If this is the effect religion has on some people, there should be more of it.
Dr V was fond of pointing out that the Madurai Meenakshi Amman temple, whose proud towers stud the skyline of that city, was not the work of a single ruler. It was a creation of dedication, ingenuity, and selflessness that spanned multiple generations. And the result is a transcendent gift to the world. According to Dr. V, it could be the same with institutions.
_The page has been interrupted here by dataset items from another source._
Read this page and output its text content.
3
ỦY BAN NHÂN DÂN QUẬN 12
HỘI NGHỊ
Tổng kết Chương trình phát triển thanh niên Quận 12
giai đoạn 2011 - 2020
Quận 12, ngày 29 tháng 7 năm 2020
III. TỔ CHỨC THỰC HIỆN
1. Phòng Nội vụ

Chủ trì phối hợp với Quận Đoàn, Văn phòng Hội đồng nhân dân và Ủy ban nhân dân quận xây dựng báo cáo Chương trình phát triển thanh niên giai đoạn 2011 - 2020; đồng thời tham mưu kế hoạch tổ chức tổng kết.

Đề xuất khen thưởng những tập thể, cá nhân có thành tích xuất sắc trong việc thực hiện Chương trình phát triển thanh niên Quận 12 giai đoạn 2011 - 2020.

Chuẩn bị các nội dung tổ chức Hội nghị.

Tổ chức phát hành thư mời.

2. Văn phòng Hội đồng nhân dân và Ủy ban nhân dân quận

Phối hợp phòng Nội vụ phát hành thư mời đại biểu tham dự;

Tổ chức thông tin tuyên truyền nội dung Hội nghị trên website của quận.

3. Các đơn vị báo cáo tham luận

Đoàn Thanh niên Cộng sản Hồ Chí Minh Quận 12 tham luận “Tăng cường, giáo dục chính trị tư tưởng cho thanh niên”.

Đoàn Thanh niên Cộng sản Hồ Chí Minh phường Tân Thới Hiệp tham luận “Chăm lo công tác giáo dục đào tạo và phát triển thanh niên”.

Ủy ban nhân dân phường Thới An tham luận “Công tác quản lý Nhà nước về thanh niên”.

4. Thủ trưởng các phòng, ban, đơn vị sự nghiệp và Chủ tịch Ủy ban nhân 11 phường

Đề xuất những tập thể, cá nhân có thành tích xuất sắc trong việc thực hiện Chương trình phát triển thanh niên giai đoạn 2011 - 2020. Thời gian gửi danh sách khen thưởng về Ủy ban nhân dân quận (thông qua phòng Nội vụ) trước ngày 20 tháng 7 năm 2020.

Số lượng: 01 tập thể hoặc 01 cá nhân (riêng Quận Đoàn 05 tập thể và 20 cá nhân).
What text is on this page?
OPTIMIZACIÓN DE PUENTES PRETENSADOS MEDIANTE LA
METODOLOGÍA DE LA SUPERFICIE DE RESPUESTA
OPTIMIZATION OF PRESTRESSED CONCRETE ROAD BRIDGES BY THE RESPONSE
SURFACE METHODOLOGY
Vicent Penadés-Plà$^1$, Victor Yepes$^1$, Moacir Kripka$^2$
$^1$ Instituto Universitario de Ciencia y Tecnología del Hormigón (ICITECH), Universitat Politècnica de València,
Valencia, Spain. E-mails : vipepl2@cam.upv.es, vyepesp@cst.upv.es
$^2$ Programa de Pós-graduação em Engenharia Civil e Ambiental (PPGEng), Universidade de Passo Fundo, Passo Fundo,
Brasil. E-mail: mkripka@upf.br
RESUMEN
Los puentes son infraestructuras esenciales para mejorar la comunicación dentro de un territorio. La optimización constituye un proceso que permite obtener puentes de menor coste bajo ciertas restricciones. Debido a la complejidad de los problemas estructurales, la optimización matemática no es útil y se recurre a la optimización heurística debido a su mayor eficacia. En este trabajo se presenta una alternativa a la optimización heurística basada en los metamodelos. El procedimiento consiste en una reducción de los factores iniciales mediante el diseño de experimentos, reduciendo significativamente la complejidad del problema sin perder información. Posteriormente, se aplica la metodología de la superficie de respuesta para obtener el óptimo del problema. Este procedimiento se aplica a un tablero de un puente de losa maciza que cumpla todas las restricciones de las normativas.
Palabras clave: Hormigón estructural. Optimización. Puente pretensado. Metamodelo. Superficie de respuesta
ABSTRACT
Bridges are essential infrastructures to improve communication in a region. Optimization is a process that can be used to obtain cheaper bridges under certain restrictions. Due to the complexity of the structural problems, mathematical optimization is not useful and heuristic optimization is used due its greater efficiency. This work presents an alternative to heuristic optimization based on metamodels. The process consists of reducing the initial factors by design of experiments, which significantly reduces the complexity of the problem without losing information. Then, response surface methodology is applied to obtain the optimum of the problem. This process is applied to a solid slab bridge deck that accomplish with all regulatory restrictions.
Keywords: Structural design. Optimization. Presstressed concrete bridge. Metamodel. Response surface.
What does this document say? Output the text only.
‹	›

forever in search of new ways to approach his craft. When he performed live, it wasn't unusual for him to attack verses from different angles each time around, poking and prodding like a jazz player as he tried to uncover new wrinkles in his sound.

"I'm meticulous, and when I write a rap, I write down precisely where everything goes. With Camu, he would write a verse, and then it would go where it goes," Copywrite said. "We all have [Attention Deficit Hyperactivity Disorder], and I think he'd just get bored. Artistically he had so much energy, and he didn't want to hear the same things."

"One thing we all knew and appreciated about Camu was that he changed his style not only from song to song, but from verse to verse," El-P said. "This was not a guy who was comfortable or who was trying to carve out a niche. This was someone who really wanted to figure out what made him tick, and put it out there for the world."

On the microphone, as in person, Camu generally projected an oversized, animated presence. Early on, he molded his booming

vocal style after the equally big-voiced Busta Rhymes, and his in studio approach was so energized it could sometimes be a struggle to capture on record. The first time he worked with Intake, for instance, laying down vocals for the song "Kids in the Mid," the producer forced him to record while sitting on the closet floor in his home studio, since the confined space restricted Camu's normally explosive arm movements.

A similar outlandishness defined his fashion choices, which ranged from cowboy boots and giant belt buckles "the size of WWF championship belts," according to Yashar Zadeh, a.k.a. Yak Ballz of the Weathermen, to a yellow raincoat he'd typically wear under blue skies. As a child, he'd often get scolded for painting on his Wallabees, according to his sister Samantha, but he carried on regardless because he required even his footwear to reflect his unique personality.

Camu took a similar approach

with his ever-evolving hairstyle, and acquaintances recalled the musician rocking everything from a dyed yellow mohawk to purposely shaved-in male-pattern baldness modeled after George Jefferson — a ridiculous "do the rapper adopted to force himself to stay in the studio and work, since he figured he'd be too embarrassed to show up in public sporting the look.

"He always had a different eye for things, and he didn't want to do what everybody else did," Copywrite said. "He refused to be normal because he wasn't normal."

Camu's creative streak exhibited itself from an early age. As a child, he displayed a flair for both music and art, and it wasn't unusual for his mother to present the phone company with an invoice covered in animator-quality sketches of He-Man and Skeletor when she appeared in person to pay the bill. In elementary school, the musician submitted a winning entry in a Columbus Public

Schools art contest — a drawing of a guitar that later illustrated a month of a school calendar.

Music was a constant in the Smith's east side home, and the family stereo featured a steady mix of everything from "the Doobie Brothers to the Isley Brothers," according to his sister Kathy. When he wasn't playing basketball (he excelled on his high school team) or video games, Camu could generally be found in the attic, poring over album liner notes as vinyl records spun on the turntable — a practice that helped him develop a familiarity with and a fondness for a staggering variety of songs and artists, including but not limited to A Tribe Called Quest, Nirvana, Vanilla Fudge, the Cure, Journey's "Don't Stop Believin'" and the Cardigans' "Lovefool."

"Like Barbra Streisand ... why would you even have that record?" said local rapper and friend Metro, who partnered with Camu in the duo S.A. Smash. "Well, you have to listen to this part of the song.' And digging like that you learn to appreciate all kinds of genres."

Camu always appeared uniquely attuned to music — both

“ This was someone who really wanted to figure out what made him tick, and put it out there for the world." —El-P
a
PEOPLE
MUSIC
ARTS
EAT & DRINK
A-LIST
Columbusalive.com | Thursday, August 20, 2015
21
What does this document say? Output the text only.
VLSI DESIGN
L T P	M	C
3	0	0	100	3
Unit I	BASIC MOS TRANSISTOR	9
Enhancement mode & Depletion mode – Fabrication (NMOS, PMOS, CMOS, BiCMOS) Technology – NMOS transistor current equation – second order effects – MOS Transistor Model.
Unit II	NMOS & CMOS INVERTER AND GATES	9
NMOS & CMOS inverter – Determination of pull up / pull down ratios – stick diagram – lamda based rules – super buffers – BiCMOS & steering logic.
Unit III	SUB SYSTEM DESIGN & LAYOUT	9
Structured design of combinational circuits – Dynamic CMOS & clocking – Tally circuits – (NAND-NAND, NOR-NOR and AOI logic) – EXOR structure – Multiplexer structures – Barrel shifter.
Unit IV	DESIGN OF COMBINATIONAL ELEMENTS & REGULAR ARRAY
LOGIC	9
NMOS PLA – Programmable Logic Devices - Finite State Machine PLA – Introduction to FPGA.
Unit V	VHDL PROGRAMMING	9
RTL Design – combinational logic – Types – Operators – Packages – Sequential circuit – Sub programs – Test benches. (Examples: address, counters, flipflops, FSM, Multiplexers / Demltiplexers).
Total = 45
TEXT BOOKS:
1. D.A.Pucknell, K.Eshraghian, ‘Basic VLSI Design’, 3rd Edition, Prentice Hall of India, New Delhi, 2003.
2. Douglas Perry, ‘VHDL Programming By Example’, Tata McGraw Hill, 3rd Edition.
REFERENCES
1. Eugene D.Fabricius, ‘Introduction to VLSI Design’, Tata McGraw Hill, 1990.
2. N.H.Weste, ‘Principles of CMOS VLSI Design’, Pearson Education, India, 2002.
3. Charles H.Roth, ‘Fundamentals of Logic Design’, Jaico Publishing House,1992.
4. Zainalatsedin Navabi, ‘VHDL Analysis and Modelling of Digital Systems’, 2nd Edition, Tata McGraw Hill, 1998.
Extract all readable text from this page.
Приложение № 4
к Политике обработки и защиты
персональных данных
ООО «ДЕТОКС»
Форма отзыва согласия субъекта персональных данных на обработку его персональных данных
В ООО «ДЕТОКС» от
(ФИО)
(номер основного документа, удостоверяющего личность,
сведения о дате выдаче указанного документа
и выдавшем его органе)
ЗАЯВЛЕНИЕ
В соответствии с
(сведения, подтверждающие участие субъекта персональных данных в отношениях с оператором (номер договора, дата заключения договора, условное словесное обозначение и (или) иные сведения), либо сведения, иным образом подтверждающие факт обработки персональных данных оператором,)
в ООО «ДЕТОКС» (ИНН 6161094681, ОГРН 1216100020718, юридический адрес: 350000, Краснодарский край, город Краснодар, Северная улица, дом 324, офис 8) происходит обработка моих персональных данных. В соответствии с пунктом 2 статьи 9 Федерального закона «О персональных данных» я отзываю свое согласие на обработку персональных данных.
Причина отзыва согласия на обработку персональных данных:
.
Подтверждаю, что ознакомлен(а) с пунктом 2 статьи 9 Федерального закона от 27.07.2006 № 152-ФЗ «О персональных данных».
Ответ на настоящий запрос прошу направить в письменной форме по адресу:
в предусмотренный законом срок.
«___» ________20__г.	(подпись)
This was part of his aspiration for Aravind, and because of it, he held himself and his team to a set of powerful, unwritten directives.
I am glad to have discovered Dr V this past year. And I am glad this book exists, especially in these cynical times where anything related to India or religion is only examined with a hyper-critical lens. Aravind Eye Hospital, Madurai is proof ethical wealth creation is possible, and compassionate businesses can not just exist, but thrive.